En Espagne, la police a interpellé tôt dimanche des dizaines de personnes au cours d'affrontements dans plusieurs villes. Les troubles les plus importants se sont produits à Madrid, où de nombreux manifestants scandant "Liberté!" ont mis le feu à des bennes à ordures et érigé des barricades de fortune sur la Gran Via, la principale artère du centre de la capitale. Les manifestants dénonçaient le couvre-feu nocturne imposé la semaine dernière et le bouclage décrété par la quasi totalité des régions espagnoles.

En Allemagne, la chancelière Angela Merkel a averti lundi que les fêtes de fin d'année, notamment Noël, seraient réduites à des réunions familiales restreintes, alors que de nouvelles restrictions sont entrées en vigueur dans tout le pays pour un mois. "Ce sera un Noël dans les conditions imposées par le coronavirus mais ce ne sera pas un Noël dans la solitude. Nous devons réfléchir à des réunions de la famille proche, peut-être avec des mesures de précaution", a assuré la dirigeante conservatrice lors d'une conférence de presse, prévenant qu'il n'y aurait en revanche "pas de fêtes de la Saint-Sylvestre d'ampleur".
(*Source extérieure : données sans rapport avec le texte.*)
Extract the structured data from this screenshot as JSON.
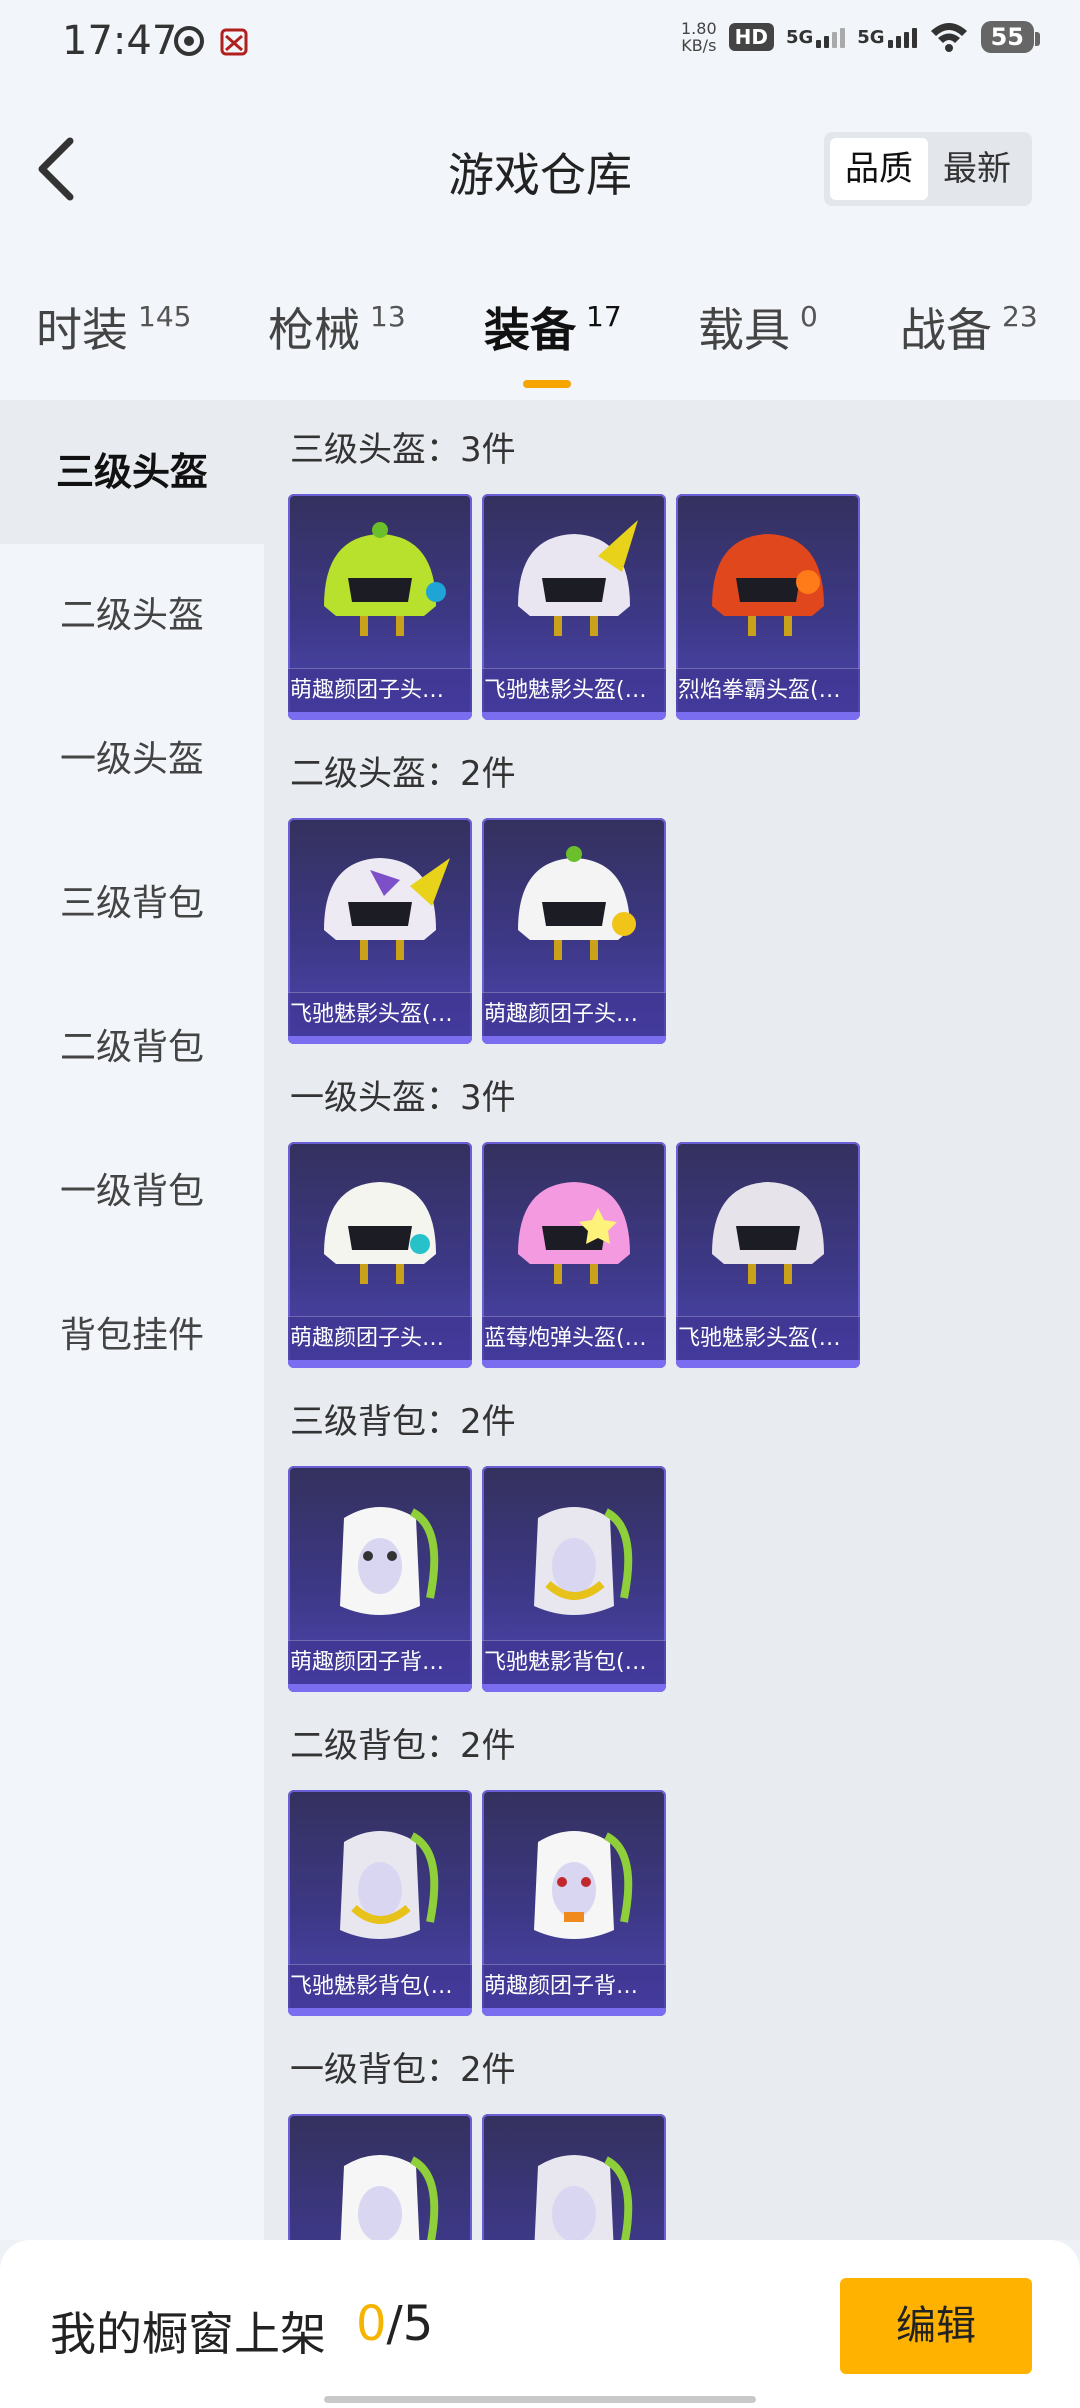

En Belgique, pays au monde où le coronavirus circule le plus, le gouvernement a décidé un "confinement plus sévère" pendant six semaines. Tous les commerces non essentiels resteront fermés lundi et le télétravail devient la norme, partout où il est possible. Le Premier ministre Alexander De Croo a également annoncé la limitation des invitations au domicile à une seule personne et une nouvelle prolongation de trois jours des vacances scolaires, jusqu'au 15 novembre inclus.

Au Royaume-Uni, pays le plus endeuillé d'Europe avec au moins 46.555 morts, le Premier ministre britannique Boris Johnson a annoncé un reconfinement de l'Angleterre de jeudi jusqu'au 2 décembre. Le Pays de Galles était déjà confiné, et l'Irlande du Nord en confinement partiel.

En Autriche, "un second confinement est mis en place à compter de mardi et ce jusqu'à fin novembre", a annoncé le chancelier Sebastian Kurz. Le pays enregistre plus de 5.000 cas quotidiens, contre seulement 1.000 début octobre.

En Suisse, la ville de Genève a annoncé dimanche la fermeture des bars, restaurants et commerces non essentiels face à une "sévère aggravation de la situation". Le port du masque sera également obligatoire sur toutes les remontées mécaniques des montagnes suisses tout l'hiver.

Une troisième vague possible ? 

La deuxième vague que l'Europe combat actuellement n'est sans doute pas la dernière, et l'on peut craindre "plusieurs vagues successives durant la fin de l'hiver" et au printemps prochain, selon le Conseil scientifique chargé de conseiller le gouvernement français, dans son dernier avis. Mis en ligne ce week-end, cet avis est daté du lundi 26 octobre, deux jours avant l'annonce par Emmanuel Macron du reconfinement.

Le chef de l'OMS en quarantaine

Le directeur général de l'Organisation mondiale de la santé (OMS), Tedros Adhanom Ghebreyesus, a annoncé dimanche qu'il s'était placé en quarantaine après avoir été en contact avec une personne testée positive au Covid-19. "J'ai été identifié comme un contact de quelqu'un qui a été testé positif au Covid-19. Je vais bien et suis sans symptôme mais je vais me placer en quarantaine les jours qui viennent, en ligne avec les protocoles de l'OMS, et travailler à la maison", a-t-il tweeté.